Saturday, September 15, 2007

Goal Setting for Kids

Goals Must be Exclusive

The basic rule is "One goal at a time!" It is better to set oneself single-mindedly to achieving one goal first and then the other, rather than dividing one's attentions between two equally important goals. Like the old Native American saying “An eagle that chases two rabbits catches neither.”

Having said that, it is desirable to have goals in different aspects of life – school and hobbies for instance – as long as they don’t compete or interfere with each other.

In addition, your child’s long-term goal will often be made up of numerous short-term goals to be completed one after the other. Bear in mind that, for many children, a month may seem like "long term", while an adult's set of goals may be spread over the next five or more years. So don't expect your child to see his day-to-day goals as a means to accomplishing something when he's grown up! A few children really do have a very clear idea of what they want to do in life, but they are in the minority.

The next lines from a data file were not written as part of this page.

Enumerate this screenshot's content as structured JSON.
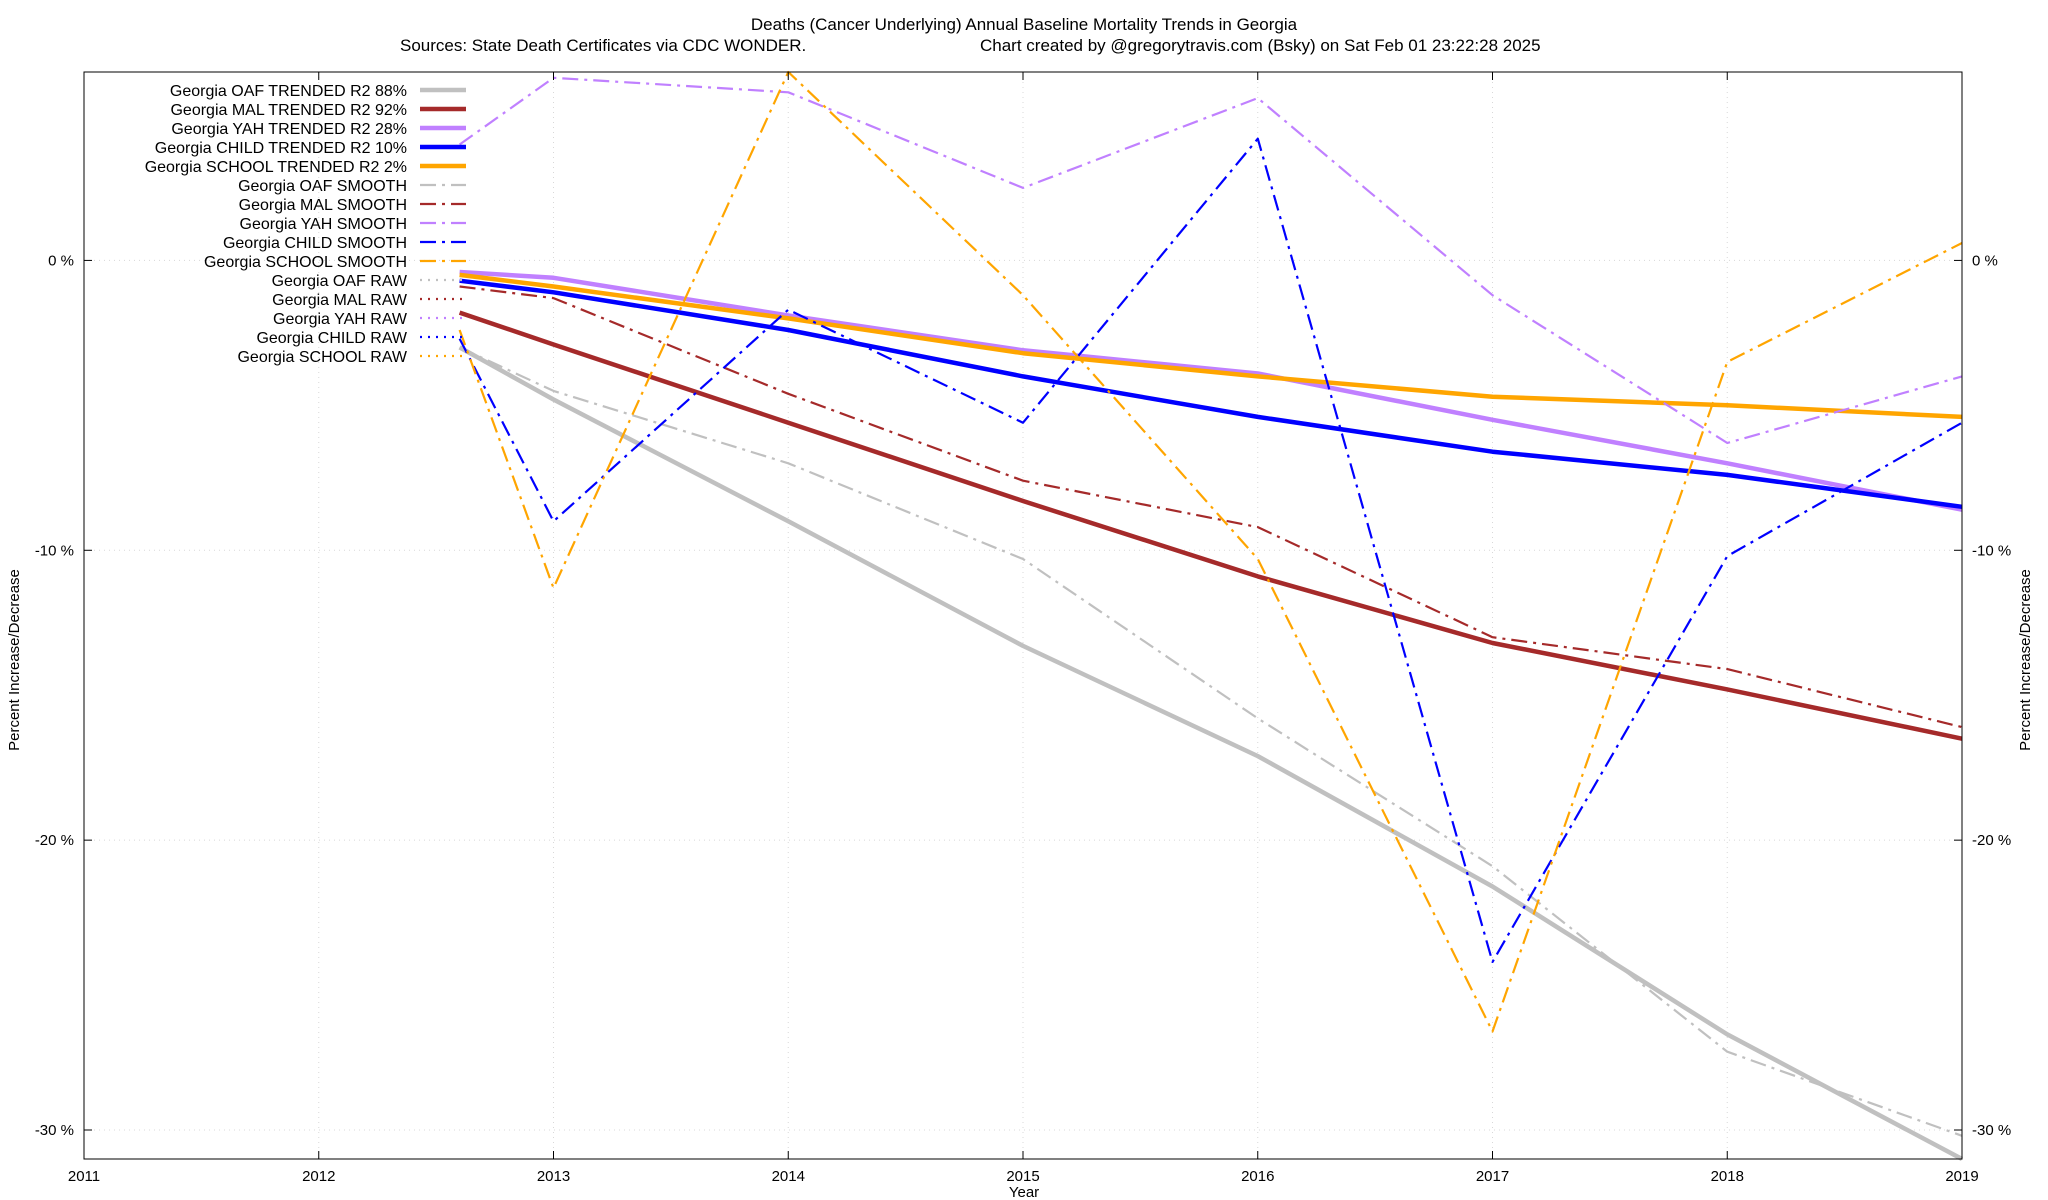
{
  "chart_data": {
    "type": "line",
    "title": "Deaths (Cancer Underlying)  Annual Baseline Mortality Trends in Georgia",
    "subtitle_left": "Sources: State Death Certificates via CDC WONDER.",
    "subtitle_right": "Chart created by @gregorytravis.com (Bsky) on Sat Feb 01 23:22:28 2025",
    "xlabel": "Year",
    "ylabel": "Percent Increase/Decrease",
    "y2label": "Percent Increase/Decrease",
    "xlim": [
      2011,
      2019
    ],
    "ylim": [
      -31,
      6.5
    ],
    "x_ticks": [
      2011,
      2012,
      2013,
      2014,
      2015,
      2016,
      2017,
      2018,
      2019
    ],
    "x_tick_labels": [
      "2011",
      "2012",
      "2013",
      "2014",
      "2015",
      "2016",
      "2017",
      "2018",
      "2019"
    ],
    "y_ticks": [
      0,
      -10,
      -20,
      -30
    ],
    "y_tick_labels": [
      "0 %",
      "-10 %",
      "-20 %",
      "-30 %"
    ],
    "y2_tick_labels": [
      "0 %",
      "-10 %",
      "-20 %",
      "-30 %"
    ],
    "grid": true,
    "legend_position": "top-left",
    "series": [
      {
        "name": "Georgia OAF TRENDED R2  88%",
        "style": "solid",
        "color": "#c0c0c0",
        "x": [
          2012.6,
          2013,
          2014,
          2015,
          2016,
          2017,
          2018,
          2019
        ],
        "y": [
          -3.0,
          -4.8,
          -9.0,
          -13.3,
          -17.1,
          -21.6,
          -26.7,
          -31.0
        ]
      },
      {
        "name": "Georgia MAL TRENDED R2  92%",
        "style": "solid",
        "color": "#a52a2a",
        "x": [
          2012.6,
          2013,
          2014,
          2015,
          2016,
          2017,
          2018,
          2019
        ],
        "y": [
          -1.8,
          -2.9,
          -5.6,
          -8.3,
          -10.9,
          -13.2,
          -14.8,
          -16.5
        ]
      },
      {
        "name": "Georgia YAH TRENDED R2  28%",
        "style": "solid",
        "color": "#c080ff",
        "x": [
          2012.6,
          2013,
          2014,
          2015,
          2016,
          2017,
          2018,
          2019
        ],
        "y": [
          -0.4,
          -0.6,
          -1.9,
          -3.1,
          -3.9,
          -5.5,
          -7.0,
          -8.6
        ]
      },
      {
        "name": "Georgia CHILD TRENDED R2  10%",
        "style": "solid",
        "color": "#0000ff",
        "x": [
          2012.6,
          2013,
          2014,
          2015,
          2016,
          2017,
          2018,
          2019
        ],
        "y": [
          -0.7,
          -1.1,
          -2.4,
          -4.0,
          -5.4,
          -6.6,
          -7.4,
          -8.5
        ]
      },
      {
        "name": "Georgia SCHOOL TRENDED R2  2%",
        "style": "solid",
        "color": "#ffa500",
        "x": [
          2012.6,
          2013,
          2014,
          2015,
          2016,
          2017,
          2018,
          2019
        ],
        "y": [
          -0.5,
          -0.9,
          -2.0,
          -3.2,
          -4.0,
          -4.7,
          -5.0,
          -5.4
        ]
      },
      {
        "name": "Georgia OAF SMOOTH",
        "style": "dashdot",
        "color": "#c0c0c0",
        "x": [
          2012.6,
          2013,
          2014,
          2015,
          2016,
          2017,
          2018,
          2019
        ],
        "y": [
          -3.0,
          -4.5,
          -7.0,
          -10.3,
          -15.8,
          -20.9,
          -27.3,
          -30.2
        ]
      },
      {
        "name": "Georgia MAL SMOOTH",
        "style": "dashdot",
        "color": "#a52a2a",
        "x": [
          2012.6,
          2013,
          2014,
          2015,
          2016,
          2017,
          2018,
          2019
        ],
        "y": [
          -0.9,
          -1.3,
          -4.6,
          -7.6,
          -9.2,
          -13.0,
          -14.1,
          -16.1
        ]
      },
      {
        "name": "Georgia YAH SMOOTH",
        "style": "dashdot",
        "color": "#c080ff",
        "x": [
          2012.6,
          2013,
          2014,
          2015,
          2016,
          2017,
          2018,
          2019
        ],
        "y": [
          4.0,
          6.3,
          5.8,
          2.5,
          5.6,
          -1.2,
          -6.3,
          -4.0
        ]
      },
      {
        "name": "Georgia CHILD SMOOTH",
        "style": "dashdot",
        "color": "#0000ff",
        "x": [
          2012.6,
          2013,
          2014,
          2015,
          2016,
          2017,
          2018,
          2019
        ],
        "y": [
          -2.7,
          -9.0,
          -1.7,
          -5.6,
          4.2,
          -24.2,
          -10.2,
          -5.6
        ]
      },
      {
        "name": "Georgia SCHOOL SMOOTH",
        "style": "dashdot",
        "color": "#ffa500",
        "x": [
          2012.6,
          2013,
          2014,
          2015,
          2016,
          2017,
          2018,
          2019
        ],
        "y": [
          -2.4,
          -11.3,
          6.5,
          -1.2,
          -10.3,
          -26.6,
          -3.5,
          0.6
        ]
      },
      {
        "name": "Georgia OAF RAW",
        "style": "dotted",
        "color": "#c0c0c0",
        "x": [],
        "y": []
      },
      {
        "name": "Georgia MAL RAW",
        "style": "dotted",
        "color": "#a52a2a",
        "x": [],
        "y": []
      },
      {
        "name": "Georgia YAH RAW",
        "style": "dotted",
        "color": "#c080ff",
        "x": [],
        "y": []
      },
      {
        "name": "Georgia CHILD RAW",
        "style": "dotted",
        "color": "#0000ff",
        "x": [],
        "y": []
      },
      {
        "name": "Georgia SCHOOL RAW",
        "style": "dotted",
        "color": "#ffa500",
        "x": [],
        "y": []
      }
    ]
  }
}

The main point is to make sure that you never have two goals that are competing with one another. For instance, your child might have a goal of improving at school, split up into different topics, with one topic covered by each day of the week. In addition, he might have a goal of getting better at his chosen sport. This would not compete with the time he needs to devote to his schoolwork, and the two are compatible.

So it might be better to state the one-at-a-time rule in clearer terms: "Do not have more than one goal competing with each other for time, concentration or any other commodity."